There are several limitations to this study. First, this was a retrospective study relying on routinely collected clinical data which may be subject to misclassification. Second, we did not evaluate the impact of other demographic features or the possible mediating and compounding impacts of socioeconomic status or gender, which may affect lung cancer risk. Third, this experiment was conducted using data from a single health system with limited racial and ethnic diversity. This study was limited to participants who qualified for lung cancer screening under the 2013 USPSTF criteria since CT scans were obtained between 2015 and 2021, prior to the release of the 2021 USPSTF criteria.
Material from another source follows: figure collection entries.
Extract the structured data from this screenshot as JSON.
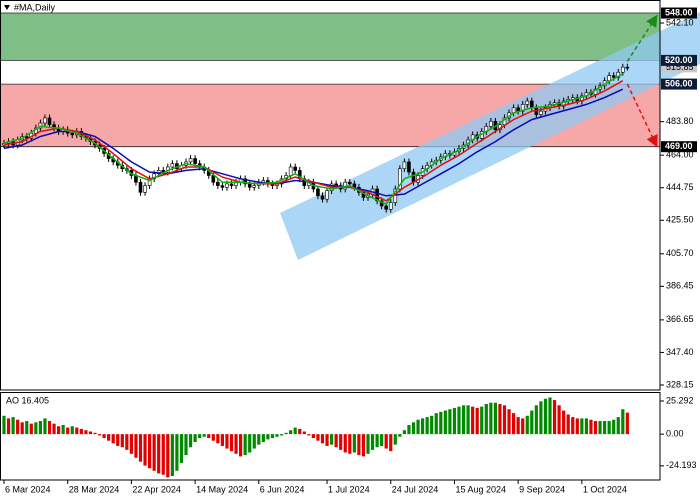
{
  "chart_data": [
    {
      "type": "candlestick",
      "title": "#MA,Daily",
      "open": [
        470,
        471,
        472,
        470,
        473,
        475,
        474,
        477,
        480,
        483,
        486,
        482,
        480,
        478,
        479,
        477,
        476,
        478,
        475,
        474,
        472,
        470,
        468,
        465,
        462,
        460,
        458,
        456,
        455,
        452,
        448,
        442,
        446,
        450,
        453,
        455,
        454,
        457,
        459,
        456,
        458,
        460,
        462,
        459,
        457,
        455,
        452,
        448,
        446,
        445,
        447,
        446,
        448,
        450,
        447,
        445,
        446,
        448,
        449,
        447,
        446,
        447,
        450,
        452,
        457,
        455,
        450,
        446,
        448,
        444,
        440,
        438,
        443,
        447,
        446,
        444,
        448,
        447,
        445,
        442,
        439,
        441,
        444,
        437,
        434,
        432,
        436,
        444,
        456,
        460,
        454,
        448,
        452,
        456,
        458,
        460,
        461,
        463,
        465,
        464,
        466,
        468,
        470,
        473,
        476,
        474,
        478,
        481,
        484,
        479,
        482,
        486,
        489,
        492,
        490,
        494,
        496,
        492,
        488,
        490,
        492,
        494,
        495,
        493,
        496,
        497,
        498,
        496,
        499,
        501,
        500,
        503,
        505,
        508,
        511,
        510,
        513,
        516
      ],
      "high": [
        473,
        474,
        474,
        475,
        477,
        477,
        479,
        482,
        485,
        488,
        488,
        484,
        482,
        481,
        481,
        479,
        480,
        480,
        477,
        476,
        474,
        472,
        470,
        467,
        464,
        462,
        460,
        458,
        457,
        454,
        450,
        448,
        452,
        455,
        457,
        457,
        459,
        461,
        461,
        460,
        462,
        464,
        464,
        461,
        459,
        457,
        454,
        450,
        448,
        449,
        449,
        450,
        452,
        452,
        449,
        448,
        450,
        451,
        451,
        449,
        449,
        452,
        454,
        459,
        459,
        457,
        452,
        450,
        450,
        446,
        442,
        445,
        449,
        449,
        448,
        450,
        450,
        449,
        447,
        444,
        443,
        446,
        446,
        439,
        436,
        438,
        446,
        458,
        462,
        462,
        456,
        454,
        458,
        460,
        462,
        463,
        465,
        467,
        467,
        468,
        470,
        472,
        475,
        478,
        478,
        480,
        483,
        486,
        486,
        484,
        488,
        491,
        494,
        494,
        496,
        498,
        498,
        494,
        492,
        494,
        496,
        497,
        497,
        498,
        499,
        500,
        500,
        501,
        503,
        503,
        505,
        507,
        510,
        513,
        513,
        515,
        518,
        518
      ],
      "low": [
        468,
        469,
        468,
        468,
        471,
        472,
        472,
        475,
        478,
        481,
        480,
        478,
        476,
        476,
        475,
        474,
        474,
        473,
        472,
        470,
        468,
        466,
        463,
        460,
        458,
        456,
        454,
        453,
        450,
        446,
        440,
        440,
        444,
        448,
        451,
        452,
        452,
        455,
        454,
        454,
        456,
        458,
        457,
        455,
        453,
        450,
        446,
        444,
        443,
        443,
        444,
        444,
        446,
        445,
        443,
        443,
        444,
        446,
        445,
        444,
        444,
        445,
        448,
        450,
        453,
        448,
        444,
        444,
        442,
        438,
        436,
        436,
        441,
        444,
        442,
        442,
        445,
        443,
        440,
        437,
        437,
        439,
        435,
        432,
        430,
        430,
        434,
        442,
        454,
        452,
        446,
        446,
        450,
        454,
        456,
        458,
        459,
        461,
        462,
        462,
        464,
        466,
        468,
        471,
        472,
        472,
        476,
        479,
        477,
        477,
        480,
        484,
        487,
        488,
        488,
        492,
        490,
        486,
        486,
        488,
        490,
        492,
        491,
        491,
        494,
        495,
        494,
        494,
        497,
        498,
        498,
        501,
        503,
        506,
        508,
        508,
        511,
        514
      ],
      "close": [
        471,
        472,
        470,
        473,
        475,
        474,
        477,
        480,
        483,
        486,
        482,
        480,
        478,
        479,
        477,
        476,
        478,
        475,
        474,
        472,
        470,
        468,
        465,
        462,
        460,
        458,
        456,
        455,
        452,
        448,
        442,
        446,
        450,
        453,
        455,
        454,
        457,
        459,
        456,
        458,
        460,
        462,
        459,
        457,
        455,
        452,
        448,
        446,
        445,
        447,
        446,
        448,
        450,
        447,
        445,
        446,
        448,
        449,
        447,
        446,
        447,
        450,
        452,
        457,
        455,
        450,
        446,
        448,
        444,
        440,
        438,
        443,
        447,
        446,
        444,
        448,
        447,
        445,
        442,
        439,
        441,
        444,
        437,
        434,
        432,
        436,
        444,
        456,
        460,
        454,
        448,
        452,
        456,
        458,
        460,
        461,
        463,
        465,
        464,
        466,
        468,
        470,
        473,
        476,
        474,
        478,
        481,
        484,
        479,
        482,
        486,
        489,
        492,
        490,
        494,
        496,
        492,
        488,
        490,
        492,
        494,
        495,
        493,
        496,
        497,
        498,
        496,
        499,
        501,
        500,
        503,
        505,
        508,
        511,
        510,
        513,
        516,
        515.85
      ],
      "ma_x": [
        0,
        4,
        8,
        12,
        16,
        20,
        24,
        28,
        32,
        36,
        40,
        44,
        48,
        52,
        56,
        60,
        64,
        68,
        72,
        76,
        80,
        84,
        88,
        92,
        96,
        100,
        104,
        108,
        112,
        116,
        120,
        124,
        128,
        132,
        136
      ],
      "series": [
        {
          "color": "#0a0ab4",
          "values": [
            468,
            470,
            475,
            478,
            478,
            475,
            468,
            460,
            454,
            453,
            455,
            456,
            453,
            450,
            448,
            447,
            449,
            448,
            446,
            445,
            443,
            440,
            441,
            447,
            453,
            459,
            466,
            472,
            479,
            485,
            488,
            491,
            494,
            498,
            503
          ]
        },
        {
          "color": "#e01010",
          "values": [
            470,
            472,
            478,
            480,
            478,
            473,
            465,
            456,
            450,
            453,
            457,
            457,
            451,
            448,
            447,
            447,
            451,
            448,
            445,
            445,
            442,
            437,
            445,
            451,
            458,
            464,
            471,
            478,
            485,
            490,
            492,
            494,
            497,
            502,
            508
          ]
        },
        {
          "color": "#10b010",
          "values": [
            471,
            474,
            481,
            480,
            477,
            471,
            462,
            453,
            449,
            455,
            459,
            457,
            448,
            448,
            447,
            448,
            453,
            446,
            444,
            446,
            440,
            435,
            450,
            454,
            462,
            467,
            475,
            481,
            489,
            492,
            493,
            496,
            499,
            506,
            512
          ]
        }
      ],
      "levels": [
        {
          "value": 548,
          "label": "548.00"
        },
        {
          "value": 520,
          "label": "520.00"
        },
        {
          "value": 506,
          "label": "506.00"
        },
        {
          "value": 469,
          "label": "469.00"
        }
      ],
      "zones": [
        {
          "levels": [
            0,
            1
          ],
          "color": "#7fbf86"
        },
        {
          "levels": [
            2,
            3
          ],
          "color": "#f6a8a8"
        }
      ],
      "last_price": 515.85,
      "ylim": [
        325.2,
        555.7
      ],
      "yticks": [
        {
          "value": 542.1,
          "label": "542.10"
        },
        {
          "value": 483.8,
          "label": "483.80"
        },
        {
          "value": 464,
          "label": "464.00"
        },
        444.75,
        {
          "value": 425.5,
          "label": "425.50"
        },
        {
          "value": 405.7,
          "label": "405.70"
        },
        386.45,
        366.65,
        {
          "value": 347.4,
          "label": "347.40"
        },
        328.15
      ]
    },
    {
      "type": "histogram",
      "title": "AO 16.405",
      "values": [
        14,
        12,
        13,
        11,
        9,
        10,
        8,
        9,
        10,
        12,
        10,
        8,
        6,
        7,
        5,
        6,
        5,
        4,
        3,
        2,
        1,
        -1,
        -3,
        -5,
        -7,
        -9,
        -10,
        -12,
        -15,
        -18,
        -21,
        -24,
        -26,
        -28,
        -30,
        -31,
        -33,
        -32,
        -28,
        -22,
        -16,
        -10,
        -6,
        -3,
        -2,
        -3,
        -5,
        -7,
        -9,
        -11,
        -13,
        -15,
        -17,
        -16,
        -14,
        -11,
        -8,
        -6,
        -4,
        -3,
        -2,
        -1,
        1,
        3,
        5,
        4,
        2,
        -1,
        -3,
        -5,
        -7,
        -9,
        -8,
        -10,
        -12,
        -14,
        -15,
        -14,
        -16,
        -17,
        -15,
        -12,
        -10,
        -9,
        -11,
        -13,
        -8,
        -2,
        3,
        7,
        9,
        11,
        12,
        13,
        14,
        16,
        17,
        18,
        19,
        20,
        21,
        22,
        22,
        21,
        20,
        21,
        23,
        24,
        24,
        23,
        22,
        19,
        16,
        13,
        12,
        14,
        18,
        22,
        25,
        27,
        28,
        26,
        22,
        18,
        15,
        13,
        12,
        12,
        12,
        11,
        10,
        10,
        10,
        10,
        11,
        13,
        19,
        16.405
      ],
      "up_color": "#008a00",
      "down_color": "#e00000",
      "ylim": [
        -35,
        31.4
      ],
      "yticks": [
        25.292,
        {
          "value": 0,
          "label": "0.00"
        },
        -24.193
      ],
      "xticks": [
        {
          "value": 0,
          "label": "6 Mar 2024"
        },
        {
          "value": 14,
          "label": "28 Mar 2024"
        },
        {
          "value": 28,
          "label": "22 Apr 2024"
        },
        {
          "value": 42,
          "label": "14 May 2024"
        },
        {
          "value": 56,
          "label": "6 Jun 2024"
        },
        {
          "value": 71,
          "label": "1 Jul 2024"
        },
        {
          "value": 85,
          "label": "24 Jul 2024"
        },
        {
          "value": 99,
          "label": "15 Aug 2024"
        },
        {
          "value": 113,
          "label": "9 Sep 2024"
        },
        {
          "value": 127,
          "label": "1 Oct 2024"
        }
      ]
    }
  ]
}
Another limitation of our study is the limited follow-up time, which mirrors the current state of lung cancer screening.

In summary, our results did not reveal sex differences in the performance of an open access DL algorithm that predicts lung cancer risk based on a single LDCT, suggesting that Sybil can accurately predict future lung cancer risk in females and males and there is no need for retraining. For predicting long-term lung cancer risk at 6 years, Sybil performs better in females than in males. Pending validation in a more racially diverse populations and confirmation of benefit in prospective trials, both of which are underway, Sybil may eventually be deployed in clinical settings. For example, Sybil could potentially be used to risk-stratify individuals following their annual screening LDCT, thereby enabling the extension of screening interval for low-risk individuals.